How long will these sandwiches store?
These sandwiches are best served right away. You can store them to eat a day later, but they'll likely be soggy and not-so-appetizing.
A better option is to simply prep all your ingredients, then only assemble individual sandwiches as you're ready to eat them!
In addition, this recipe makes extra pesto. If you're not planning on having some pesto pasts within the next week, you can easily freeze your pesto and save it for future recipes.
More Recipes to Use Up Your Pesto
- French Bread Pizza with Pesto and Sun-Dried Tomatoes
- Brussels Sprout and Apple Tart with Walnut Pesto
- Pesto Pizza with Red Peppers, Mushrooms, and Asparagus
- Vegan Garlic Bread with Kale Pesto
- Kale Pesto Pasta with Burst Cherry Tomatoes
While you're here, be sure to grab our FREE 5-Day Meatless Meal Plan. It's packed with tasty recipes to make vegetarian cooking easy and delicious!
- 1 large red bell pepper
- 1 large loaf ciabatta bread cut in quarters and then halved lengthwise
- ¼ cup Arugula Pesto see recipe below
- 8 oz fresh mozzarella cheese cut into 8 slices
- olive oil
- Preheat oven to 500°F (broil).
- Line a small baking sheet with foil.

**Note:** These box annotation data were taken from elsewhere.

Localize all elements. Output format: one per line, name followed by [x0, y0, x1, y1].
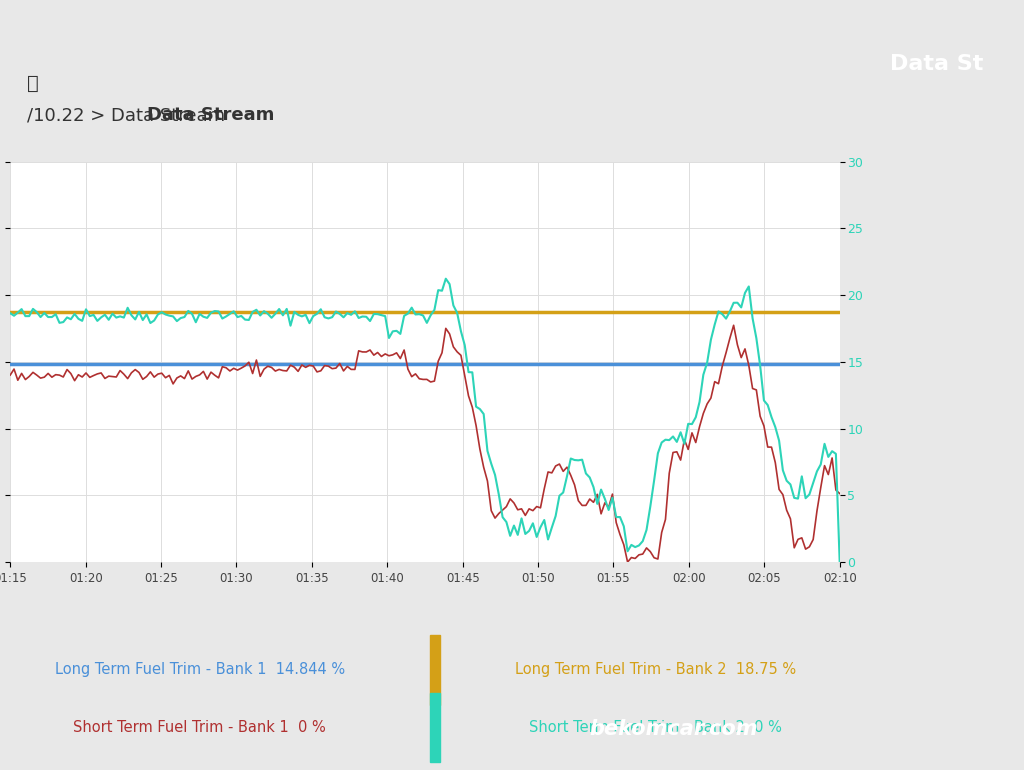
Text: Data St: Data St	[890, 54, 984, 74]
Text: Data Stream: Data Stream	[147, 106, 274, 125]
Text: bekomcar.com: bekomcar.com	[589, 719, 758, 739]
Text: Short Term Fuel Trim - Bank 2  0 %: Short Term Fuel Trim - Bank 2 0 %	[529, 720, 781, 735]
Bar	[430, 693, 440, 762]
Text: Long Term Fuel Trim - Bank 1  14.844 %: Long Term Fuel Trim - Bank 1 14.844 %	[54, 662, 345, 678]
Text: ⬛: ⬛	[27, 74, 39, 93]
Text: Short Term Fuel Trim - Bank 1  0 %: Short Term Fuel Trim - Bank 1 0 %	[74, 720, 326, 735]
Bar	[430, 635, 440, 705]
Text: /10.22 > Data Stream: /10.22 > Data Stream	[27, 106, 225, 125]
Text: Long Term Fuel Trim - Bank 2  18.75 %: Long Term Fuel Trim - Bank 2 18.75 %	[515, 662, 796, 678]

Put the pepper on the baking sheet and broil until the skin is beginning to char, using tongs to turn occasionally, about 10 minutes. Remove the baking sheet from the oven and wrap the foil around the pepper. (Use oven mitts!) Let the pepper steam in the foil for 10 minutes.
- Remove the pepper from the foil and transfer it to a cutting board. Peel off the skin, cut off the stem, pull out the seeds, and discard them. Cut the rest of the pepper into thick strips.
- Spread 1 tablespoon of pesto onto the bottoms of the ciabatta bread. Divide the pepper strips onto the bread, then place the mozzarella slices on top of the pepper strips. Top with the remaining slices of bread and brush the tops with olive oil. (If you're going to serve the sandwiches cold, don't brush them with oil—just eat them!)
- Heat a grill pan or griddle over medium heat. Flip the sandwiches over and place them on the grill pan oiled-side down, then brush the other side of the sandwich with oil. Use a spatula to press the sandwiches down slightly, but don't press too hard or you'll have a mess of mozzarella everywhere! Cook 5–8 minutes on each side, or until golden brown.
- Combine arugula, walnut pieces, cheese, and garlic in the large bowl of a food processor. Pulse until finely chopped, then pour olive oil through the feed tube and continue to process until almost smooth. Season with salt and pepper to taste.
- Jarred roasted red peppers can be substituted for the fresh red bell pepper.
- If you can't find a loaf of ciabatta bread at your grocery store, any sturdy, crusty bread will work.